The AHRQ PSNet Collection comprises an extensive selection of resources relevant to the patient safety community. These resources come in a variety of formats, including literature, research, tools, and Web sites. Resources are identified using the National Library of Medicine’s Medline database, various news and content aggregators, and the expertise of the AHRQ PSNet editorial and technical teams.
Berggren K, Ekstedt M, Joelsson‐Alm E, et al. J Clin Nurs. 2023;32:7372-7381.
Intensive care units (ICU) experienced extensive, rapid reorganization at the beginning of the COVID-19 pandemic. This qualitative study of ICU personnel uncovered multiple ways they experienced decreases in patient safety during the initial reorganization. They reported the unfortunate necessity of "cutting safety corners," poorly adapted temporary ICUs, and feelings of increased personal responsibility due to changes in skill mix. Participants reported the care provided was safe, but of lower quality than was typical.
Tataei A, Rahimi B, Afshar HL, et al. BMC Health Serv Res. 2023;23:527.
Patient handoffs present opportunities for miscommunication and errors. This quasi-experimental study examined the impact of an electronic nursing handover system (ENHS) on patient safety and handover quality among patients both with and without COVID-19 in the intensive care unit (ICU). Findings indicate that the ENHS improved the quality of the handover, reduced handover time, and increased patient safety.
Edmonds JK, George EK, Iobst SE, et al. J Obstet Gynecol Neonatal Nurs. 2023;52:286-295.
Staffing and nursing time at the bedside play a role in missed nursing care. This study focused on the role of COVID-19 on staffing and nursing time at the bedside and, therefore, on missed nursing care in labor and delivery units. During a peak of the pandemic, this study of obstetrics nurses found perceptions of nursing time at the bedside and adequate staffing played a significant role in missed nursing care.
Rosen A, Carter D, Applebaum JR, et al. J Patient Saf. 2022;18:e1219-e1225.
The COVID-19 pandemic had wide-ranging impacts on care delivery and patient safety. This study examined the relationship between critical care clinician experiences related to patient safety during the pandemic and COVID-19 caseloads during the pandemic.

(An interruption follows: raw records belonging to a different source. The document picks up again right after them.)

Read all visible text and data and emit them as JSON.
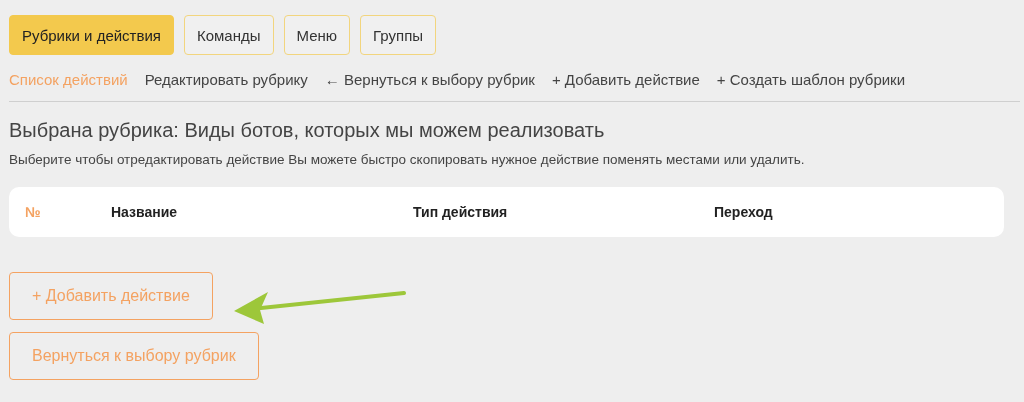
{
  "tabs": [
    {
      "label": "Рубрики и действия",
      "selected": true
    },
    {
      "label": "Команды",
      "selected": false
    },
    {
      "label": "Меню",
      "selected": false
    },
    {
      "label": "Группы",
      "selected": false
    }
  ],
  "subnav": [
    {
      "label": "Список действий",
      "selected": true
    },
    {
      "label": "Редактировать рубрику",
      "selected": false
    },
    {
      "label": "← Вернуться к выбору рубрик",
      "selected": false
    },
    {
      "label": "+ Добавить действие",
      "selected": false
    },
    {
      "label": "+ Создать шаблон рубрики",
      "selected": false
    }
  ],
  "heading": "Выбрана рубрика: Виды ботов, которых мы можем реализовать",
  "description": "Выберите чтобы отредактировать действие Вы можете быстро скопировать нужное действие поменять местами или удалить.",
  "table": {
    "columns": [
      "№",
      "Название",
      "Тип действия",
      "Переход"
    ]
  },
  "buttons": [
    "+ Добавить действие",
    "Вернуться к выбору рубрик"
  ]
}
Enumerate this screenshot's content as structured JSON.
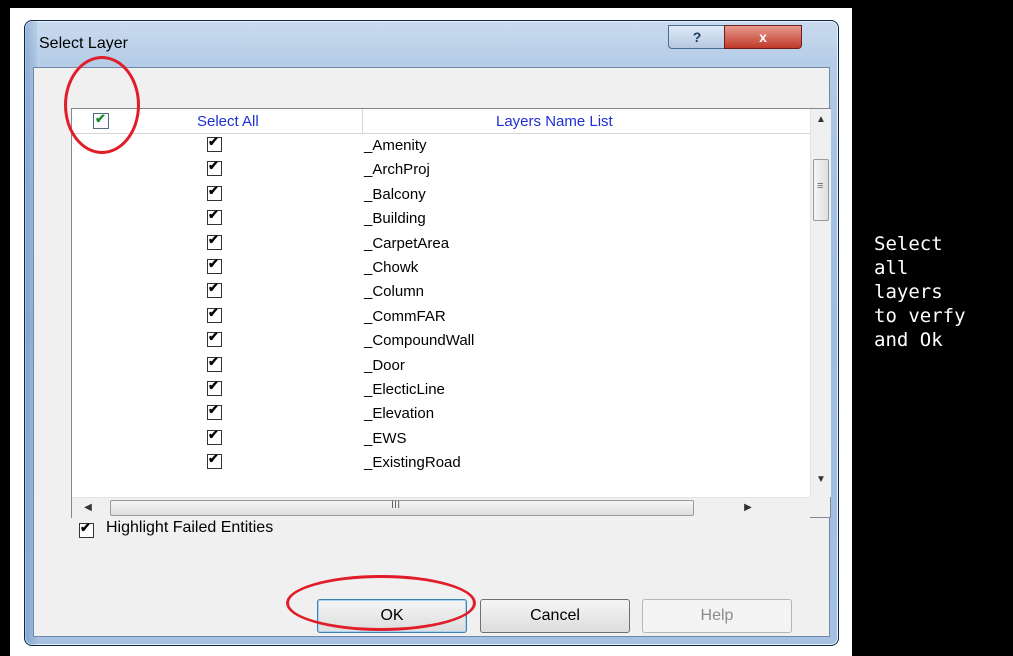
{
  "window": {
    "title": "Select Layer",
    "help_button": "?",
    "close_button": "x"
  },
  "listview": {
    "header": {
      "select_all_label": "Select All",
      "layers_label": "Layers Name List",
      "select_all_checked": true
    },
    "rows": [
      {
        "name": "_Amenity",
        "checked": true
      },
      {
        "name": "_ArchProj",
        "checked": true
      },
      {
        "name": "_Balcony",
        "checked": true
      },
      {
        "name": "_Building",
        "checked": true
      },
      {
        "name": "_CarpetArea",
        "checked": true
      },
      {
        "name": "_Chowk",
        "checked": true
      },
      {
        "name": "_Column",
        "checked": true
      },
      {
        "name": "_CommFAR",
        "checked": true
      },
      {
        "name": "_CompoundWall",
        "checked": true
      },
      {
        "name": "_Door",
        "checked": true
      },
      {
        "name": "_ElecticLine",
        "checked": true
      },
      {
        "name": "_Elevation",
        "checked": true
      },
      {
        "name": "_EWS",
        "checked": true
      },
      {
        "name": "_ExistingRoad",
        "checked": true
      }
    ],
    "vscroll_thumb_glyph": "≡",
    "hscroll_thumb_glyph": "III"
  },
  "options": {
    "highlight_label": "Highlight Failed Entities",
    "highlight_checked": true
  },
  "buttons": {
    "ok": "OK",
    "cancel": "Cancel",
    "help": "Help"
  },
  "caption": {
    "lines": [
      "Select",
      "all",
      "layers",
      "to verfy",
      "and Ok"
    ]
  },
  "colors": {
    "annotation": "#e11d2a",
    "header_text": "#1f2fd8",
    "sidebar": "#000000"
  }
}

Findings suggest that as COVID-19 caseloads increased, clinicians were more likely to perceive care as less safe.
The COVID-19 pandemic dramatically changed healthcare delivery across all settings. This qualitative study explored perceptions of patient safety in intensive care among nurses redeployed to intensive care settings during the pandemic. Nurses reported increases in patient safety risks during the pandemic, which were largely attributed to changes in nursing skill mix and poor continuity of care.
Falk A-C, Nymark C, Göransson KE, et al. Intensive Crit Care Nurs. 2022:103276.

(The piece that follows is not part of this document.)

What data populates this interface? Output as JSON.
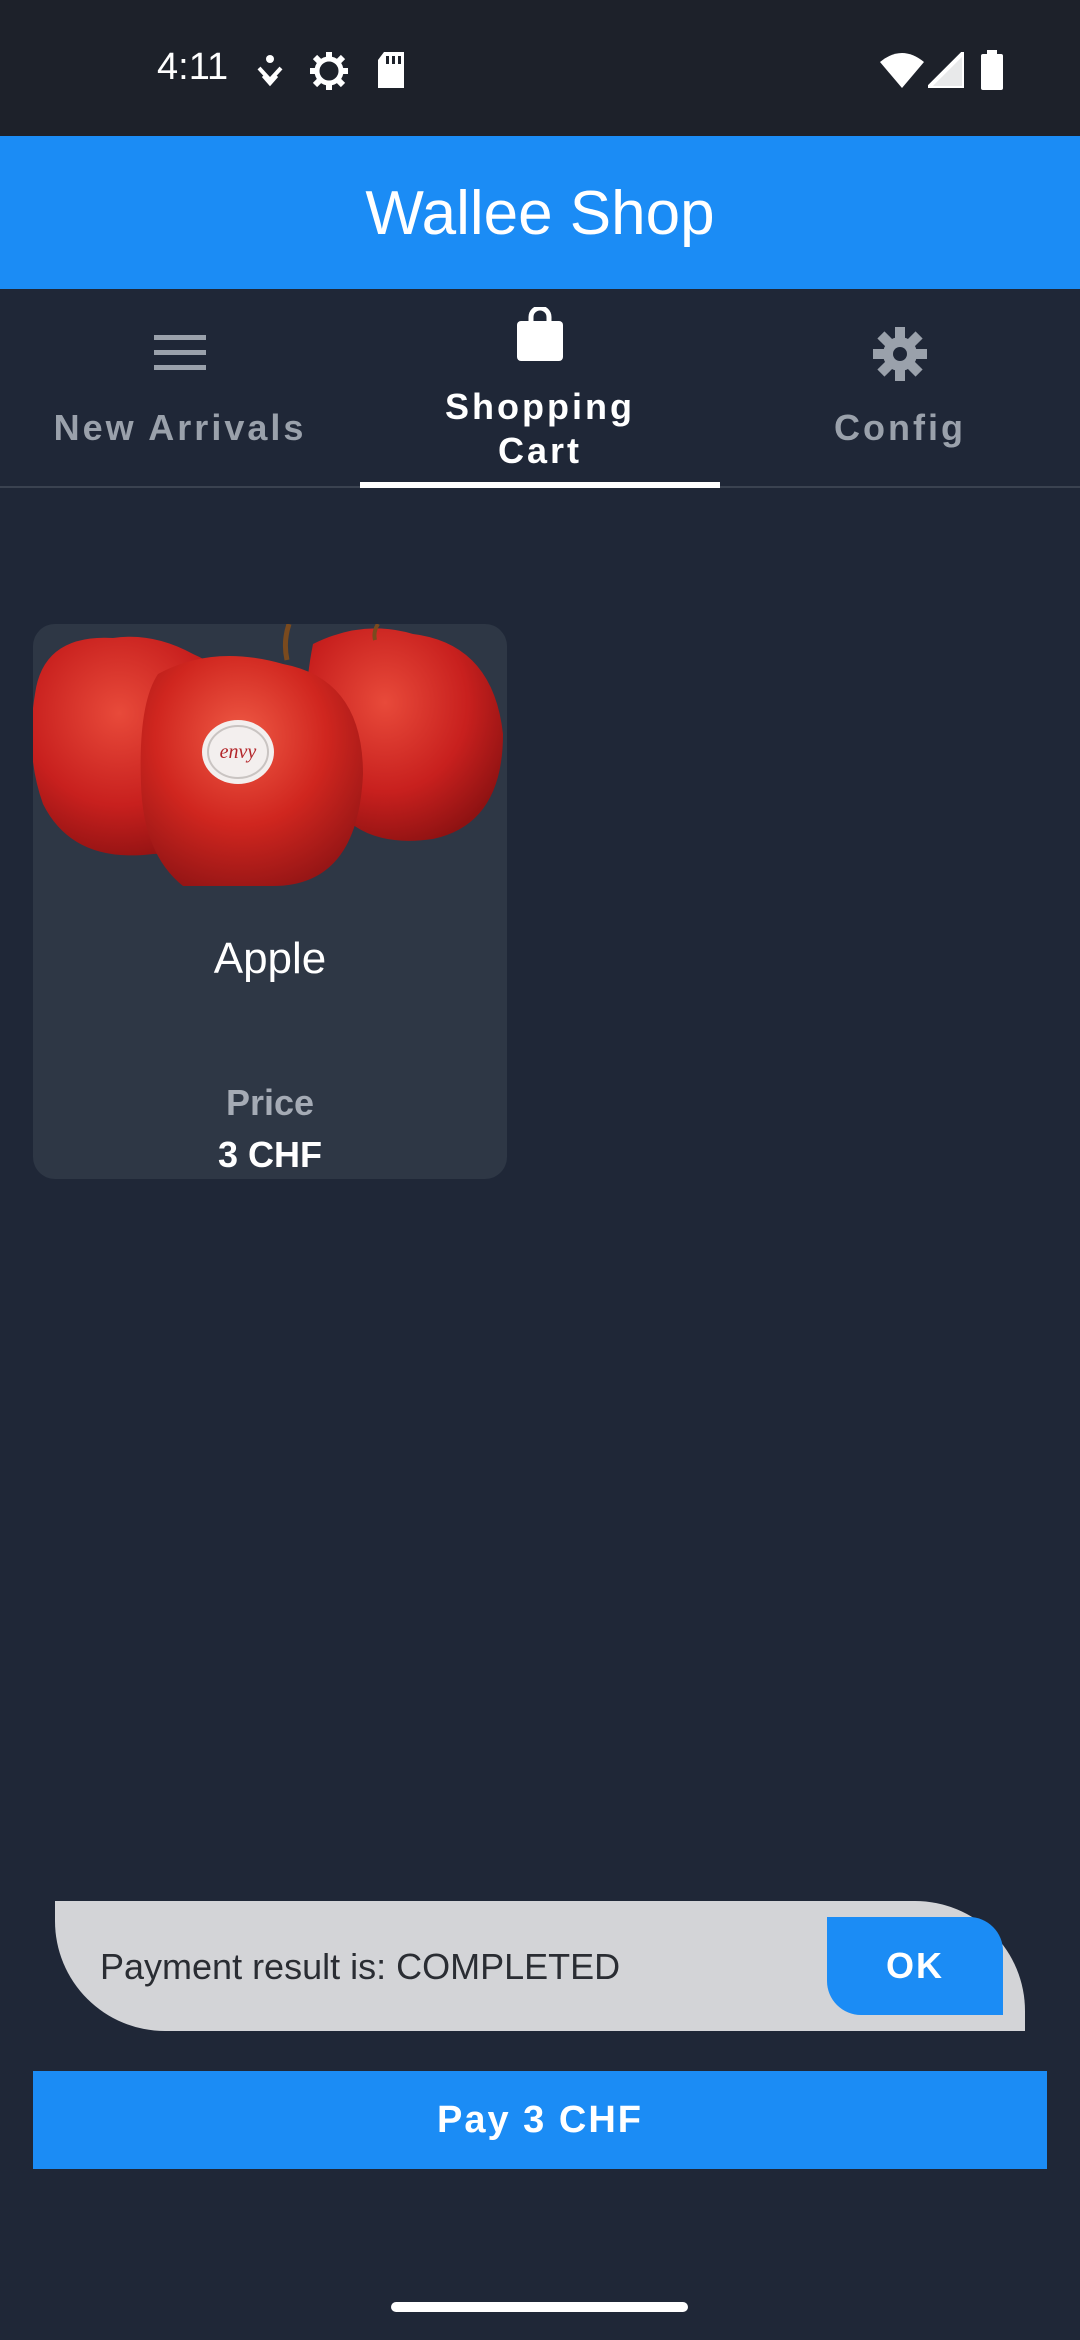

Needed nursing care that is delayed, partially completed, or not completed at all is known as missed nursing care (MNC). Researchers surveyed critical care registered nurses during two phases of the COVID-19 pandemic about recent missed nursing care, perceived quality of care, and contributing factors. There were no major changes in the types of, or reasons for, MNC compared to the reference survey completed in fall 2019.
Missed or incomplete nursing care can adversely affect care quality and safety. Based on survey responses from 295 frontline nurses in the Philippines, this study explored factors contributing to missed nursing care during the COVID-19 pandemic. Findings suggest that nurses most frequently missed tasks such as patient surveillance, comforting patients, skin care, ambulation, and oral hygiene. The authors suggest that increasing nurse staffing, adequate use of personal protective equipment, and improved safety culture may reduce instances of missed care.
von Vogelsang A‐C, Göransson KE, Falk A‐C, et al. J Nurs Manag. 2021;29:2343-2352.
Incomplete nursing care can be detrimental to care quality and patient safety. This cross-sectional survey of nurses in Sweden at one acute care hospital did not identify significant differences in missed nursing care before and during the COVID-19 pandemic. The authors posit that these results may be attributed to maintaining nurse-patient ratios, sufficient nursing skill mix, and patient mix.
Hospitals have been deeply challenged to provide effective care during the COVID crisis. This article discusses how rationing and ineffective protection for families and patients may have contributed to preventable death and the spread of the virus in families due to unnecessary referrals of patients to home care and hospice.